The Glass Monolith

407 Words
​The lobby of Vane Global Headquarters didn't feel like a building; it felt like a cathedral dedicated to the god of Logistics. ​The ceiling soared sixty feet high, a ribcage of brushed steel and white marble that made every footstep sound like a gunshot. There were no chairs, no "waiting area." In the North End, if you didn't have a reason to be moving, you didn't belong. Leo stood at the entrance, his thrift-store suit feeling like a costume that was slowly dissolving under the intense, shadowless LED lighting. ​He looked at his hands. He had scrubbed them until the skin was raw, but under this light, he could still see the faint, stubborn grease of a bicycle chain embedded in his cuticles. It was a mark of his caste, a brand that no amount of soap could wash away. ​A security console sat in the center of the floor—a black obsidian slab manned by two guards who looked like they had been grown in a lab. They didn't wear police uniforms; they wore tactical suits that cost more than Leo’s bike. ​"Name?" one of them asked. He didn't look up from his screen. To him, Leo was just another delivery he wasn't expecting. ​"Leo Moretti. I have a meeting with Marcus Sterling." ​The guard’s fingers paused. He looked up, his eyes scanning Leo’s face with a sudden, sharp intensity. He didn't see a businessman.

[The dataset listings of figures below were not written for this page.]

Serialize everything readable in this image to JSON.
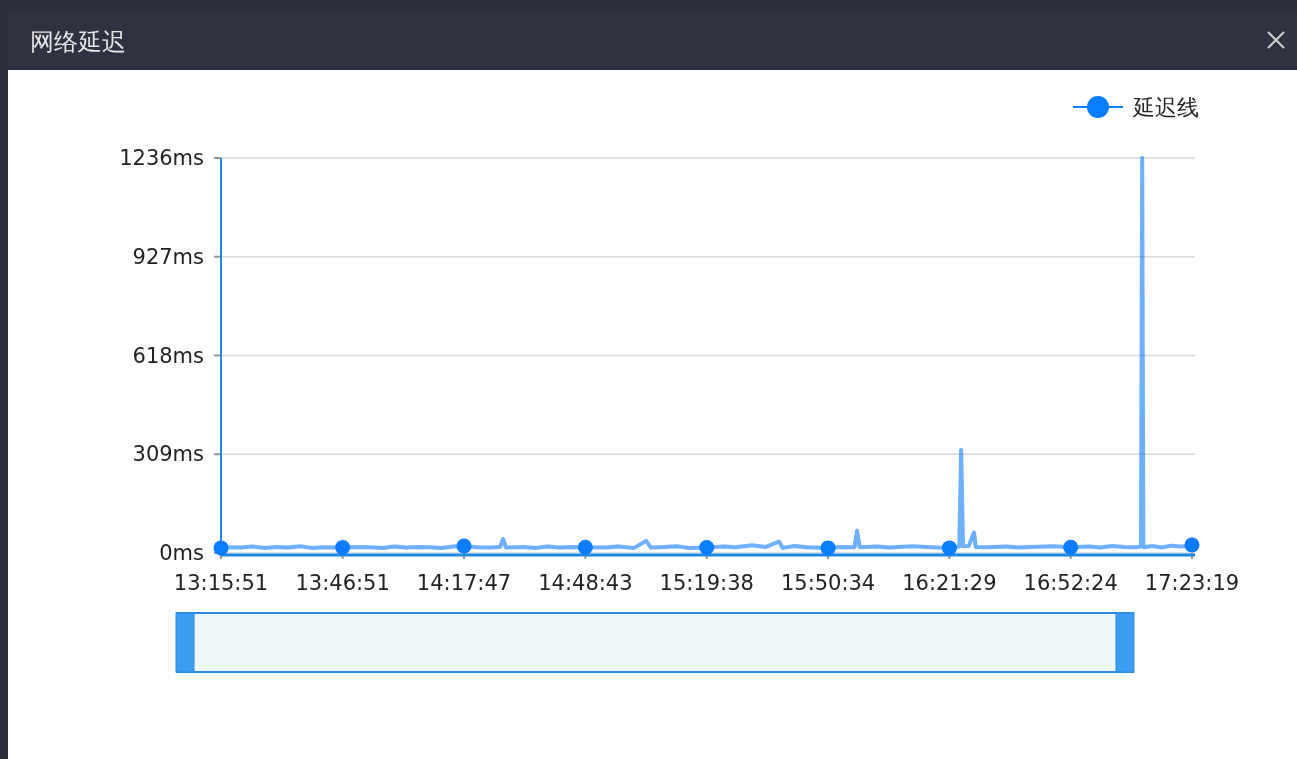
{
  "chart_data": {
    "type": "line",
    "title": "网络延迟",
    "legend": "top right",
    "grid": "y",
    "xlim": [
      13.26417,
      17.38861
    ],
    "ylim": [
      0,
      1236
    ],
    "xticks": [
      {
        "value": 13.26417,
        "label": "13:15:51"
      },
      {
        "value": 13.78083,
        "label": "13:46:51"
      },
      {
        "value": 14.29639,
        "label": "14:17:47"
      },
      {
        "value": 14.81194,
        "label": "14:48:43"
      },
      {
        "value": 15.32722,
        "label": "15:19:38"
      },
      {
        "value": 15.84278,
        "label": "15:50:34"
      },
      {
        "value": 16.35806,
        "label": "16:21:29"
      },
      {
        "value": 16.87333,
        "label": "16:52:24"
      },
      {
        "value": 17.38861,
        "label": "17:23:19"
      }
    ],
    "yticks": [
      {
        "value": 0,
        "label": "0ms"
      },
      {
        "value": 309,
        "label": "309ms"
      },
      {
        "value": 618,
        "label": "618ms"
      },
      {
        "value": 927,
        "label": "927ms"
      },
      {
        "value": 1236,
        "label": "1236ms"
      }
    ],
    "series": [
      {
        "name": "延迟线",
        "type": "scatter",
        "color": "#0a7cff",
        "marker": "circle",
        "x": [
          13.26417,
          13.78083,
          14.29639,
          14.81194,
          15.32722,
          15.84278,
          16.35806,
          16.87333,
          17.38861
        ],
        "values": [
          16,
          17,
          22,
          18,
          17,
          16,
          16,
          18,
          25
        ]
      },
      {
        "color": "#0a7cff",
        "marker": "none",
        "x": [
          13.26417,
          13.3,
          13.35,
          13.4,
          13.45,
          13.5,
          13.55,
          13.6,
          13.65,
          13.7,
          13.78083,
          13.85,
          13.9,
          13.95,
          14.0,
          14.05,
          14.1,
          14.15,
          14.2,
          14.25,
          14.29639,
          14.35,
          14.4,
          14.45,
          14.462,
          14.475,
          14.55,
          14.6,
          14.65,
          14.7,
          14.75,
          14.81194,
          14.9,
          14.95,
          15.02,
          15.07,
          15.09,
          15.15,
          15.2,
          15.25,
          15.32722,
          15.4,
          15.45,
          15.52,
          15.58,
          15.634,
          15.65,
          15.7,
          15.75,
          15.84278,
          15.9,
          15.955,
          15.966,
          15.977,
          16.05,
          16.1,
          16.2,
          16.28,
          16.35806,
          16.4,
          16.408,
          16.416,
          16.44,
          16.463,
          16.47,
          16.52,
          16.6,
          16.65,
          16.7,
          16.8,
          16.87333,
          16.95,
          17.0,
          17.05,
          17.1,
          17.15,
          17.172,
          17.177,
          17.182,
          17.22,
          17.26,
          17.3,
          17.34,
          17.38861
        ],
        "values": [
          16,
          18,
          17,
          20,
          16,
          19,
          17,
          21,
          16,
          18,
          17,
          19,
          18,
          16,
          20,
          17,
          19,
          18,
          16,
          20,
          22,
          18,
          17,
          19,
          44,
          17,
          19,
          16,
          20,
          17,
          19,
          18,
          17,
          20,
          16,
          38,
          17,
          19,
          21,
          16,
          17,
          20,
          18,
          24,
          19,
          36,
          16,
          22,
          18,
          16,
          19,
          18,
          70,
          18,
          20,
          17,
          21,
          18,
          16,
          20,
          322,
          21,
          22,
          64,
          19,
          18,
          20,
          17,
          19,
          21,
          18,
          20,
          17,
          22,
          19,
          18,
          20,
          1236,
          18,
          22,
          17,
          23,
          20,
          25
        ]
      }
    ]
  }
}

He saw the "glitch" the lawyers had warned them about. ​"Step into the scanner, Mr. Moretti," the guard said. His voice had lost its boredom. ​Leo stepped into a circular glass tube. A ring of white light traveled from his feet to his head. On a nearby monitor, his skeletal structure appeared, along with a red flashing icon near his lower back. ​"The U-lock," the guard said, reaching for his holster. "On the belt. Remove it. Slowly." ​Leo reached behind his back and pulled out the heavy steel lock. He set it on the marble floor with a heavy clack. It looked absurd—a piece of rusted street weaponry in a world of silent encryption. ​"Keep it," Leo said, his voice echoing. "The streets are dangerous. I thought the North End was supposed to be safe." ​The guard didn't blink. He swiped a tablet and the glass doors hissed open. "Elevator Four. Level 90. They’re waiting."